Actually, you probably will not be able to convince a local bank to loan you the money. But, PARAGON has long standing, solid relationships with many national lenders who are quite experienced with the dental practice sale and acquisition process. These lenders finance practice acquisitions based on the viability of the practice opportunity and your credit history instead of on your current debt load. Experienced dental practice acquisition lenders know that you can better pay back your school debt on a practice owner’s income than an associate’s income. If your credit is good and you don’t have a significant amount of credit card debt, PARAGON can typically find the financing you will need to acquire a practice regardless of your school debt.
Which choice for the new graduate does PARAGON think is the best?
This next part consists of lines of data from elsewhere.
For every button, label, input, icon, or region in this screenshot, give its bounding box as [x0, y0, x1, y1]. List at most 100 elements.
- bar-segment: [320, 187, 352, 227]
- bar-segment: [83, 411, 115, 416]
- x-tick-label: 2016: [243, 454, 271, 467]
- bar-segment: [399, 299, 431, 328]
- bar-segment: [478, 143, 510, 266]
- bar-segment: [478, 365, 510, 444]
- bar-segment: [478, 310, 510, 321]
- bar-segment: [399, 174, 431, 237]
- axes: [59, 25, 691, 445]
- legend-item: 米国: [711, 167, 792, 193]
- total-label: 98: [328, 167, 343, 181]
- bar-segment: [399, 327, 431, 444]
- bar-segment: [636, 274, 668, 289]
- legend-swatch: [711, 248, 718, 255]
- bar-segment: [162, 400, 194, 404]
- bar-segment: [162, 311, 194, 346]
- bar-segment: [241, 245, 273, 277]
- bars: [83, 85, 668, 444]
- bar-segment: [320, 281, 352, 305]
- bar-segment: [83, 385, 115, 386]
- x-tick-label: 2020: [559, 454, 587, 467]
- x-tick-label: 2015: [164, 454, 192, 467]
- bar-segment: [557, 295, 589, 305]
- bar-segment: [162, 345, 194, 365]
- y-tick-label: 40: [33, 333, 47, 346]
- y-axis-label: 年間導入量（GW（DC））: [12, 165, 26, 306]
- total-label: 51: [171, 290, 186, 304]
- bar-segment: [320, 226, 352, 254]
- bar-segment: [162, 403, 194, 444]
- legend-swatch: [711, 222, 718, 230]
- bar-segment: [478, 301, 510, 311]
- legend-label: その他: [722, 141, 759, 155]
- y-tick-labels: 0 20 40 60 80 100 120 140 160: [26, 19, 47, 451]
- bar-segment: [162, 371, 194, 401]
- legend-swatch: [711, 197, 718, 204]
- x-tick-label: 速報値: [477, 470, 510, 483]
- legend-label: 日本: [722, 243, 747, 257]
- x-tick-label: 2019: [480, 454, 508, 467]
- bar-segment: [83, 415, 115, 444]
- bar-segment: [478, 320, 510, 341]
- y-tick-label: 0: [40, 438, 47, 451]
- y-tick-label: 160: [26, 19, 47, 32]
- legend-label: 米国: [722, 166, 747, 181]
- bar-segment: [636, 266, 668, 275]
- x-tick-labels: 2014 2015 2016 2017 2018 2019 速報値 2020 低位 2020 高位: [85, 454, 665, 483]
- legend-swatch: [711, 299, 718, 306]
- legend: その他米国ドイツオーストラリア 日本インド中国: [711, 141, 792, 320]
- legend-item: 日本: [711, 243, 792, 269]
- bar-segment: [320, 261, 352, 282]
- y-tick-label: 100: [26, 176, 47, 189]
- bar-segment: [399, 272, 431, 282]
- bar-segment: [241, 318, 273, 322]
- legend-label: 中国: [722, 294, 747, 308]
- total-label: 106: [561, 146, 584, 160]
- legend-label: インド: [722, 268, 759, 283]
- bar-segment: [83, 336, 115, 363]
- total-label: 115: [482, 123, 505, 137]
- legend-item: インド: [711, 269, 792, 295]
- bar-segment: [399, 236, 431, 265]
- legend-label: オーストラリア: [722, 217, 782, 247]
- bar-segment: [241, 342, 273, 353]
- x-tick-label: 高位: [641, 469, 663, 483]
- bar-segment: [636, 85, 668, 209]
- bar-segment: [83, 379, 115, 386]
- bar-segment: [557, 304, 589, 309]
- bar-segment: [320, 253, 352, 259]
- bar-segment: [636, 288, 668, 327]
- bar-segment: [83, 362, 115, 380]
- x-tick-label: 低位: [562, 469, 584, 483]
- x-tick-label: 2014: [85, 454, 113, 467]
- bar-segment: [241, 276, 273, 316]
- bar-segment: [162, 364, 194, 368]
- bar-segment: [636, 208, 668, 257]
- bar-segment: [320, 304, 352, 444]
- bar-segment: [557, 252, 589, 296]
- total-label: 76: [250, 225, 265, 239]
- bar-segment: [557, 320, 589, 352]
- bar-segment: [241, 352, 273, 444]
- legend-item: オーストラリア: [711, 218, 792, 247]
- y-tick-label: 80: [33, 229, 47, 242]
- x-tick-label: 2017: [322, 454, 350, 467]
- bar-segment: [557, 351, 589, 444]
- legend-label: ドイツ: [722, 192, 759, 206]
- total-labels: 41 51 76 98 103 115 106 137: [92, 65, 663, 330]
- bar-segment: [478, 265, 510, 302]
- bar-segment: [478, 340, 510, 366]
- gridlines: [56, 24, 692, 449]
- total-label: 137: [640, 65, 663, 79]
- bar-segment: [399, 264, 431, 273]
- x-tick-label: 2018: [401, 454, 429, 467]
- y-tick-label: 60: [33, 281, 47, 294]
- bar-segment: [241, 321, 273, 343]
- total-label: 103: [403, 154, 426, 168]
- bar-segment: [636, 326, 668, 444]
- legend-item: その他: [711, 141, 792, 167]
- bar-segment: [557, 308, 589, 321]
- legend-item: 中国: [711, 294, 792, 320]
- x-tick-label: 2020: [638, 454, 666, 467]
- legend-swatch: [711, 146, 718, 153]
That’s easy! The logical choice is practice ownership. Acquiring an established practice is the most financially secure way to transition into practice ownership. Your net income is quite predictable since the projections are based on the established, historical financial track record of the practice being acquired. Associateships don’t make much sense in the big career picture unless you enter into a contractual relationship that eventually leads to practice ownership. “Hired Gun” associateships are a complete waste of time and resources. If your lack of experience in operating a practice is a major concern, then you should consider a practice acquisition structure whereby the seller remains with you as your associate and mentor for a while (PARAGON’s PreSale Program). Don’t delay! There are lots of excuses offered for delaying practice ownership. Frankly, if you don’t want to do something, one excuse is just as good as another. But, if you want to make the most of your career earning potential, seek and follow advice from experts and get yourself into practice ownership as soon as possible!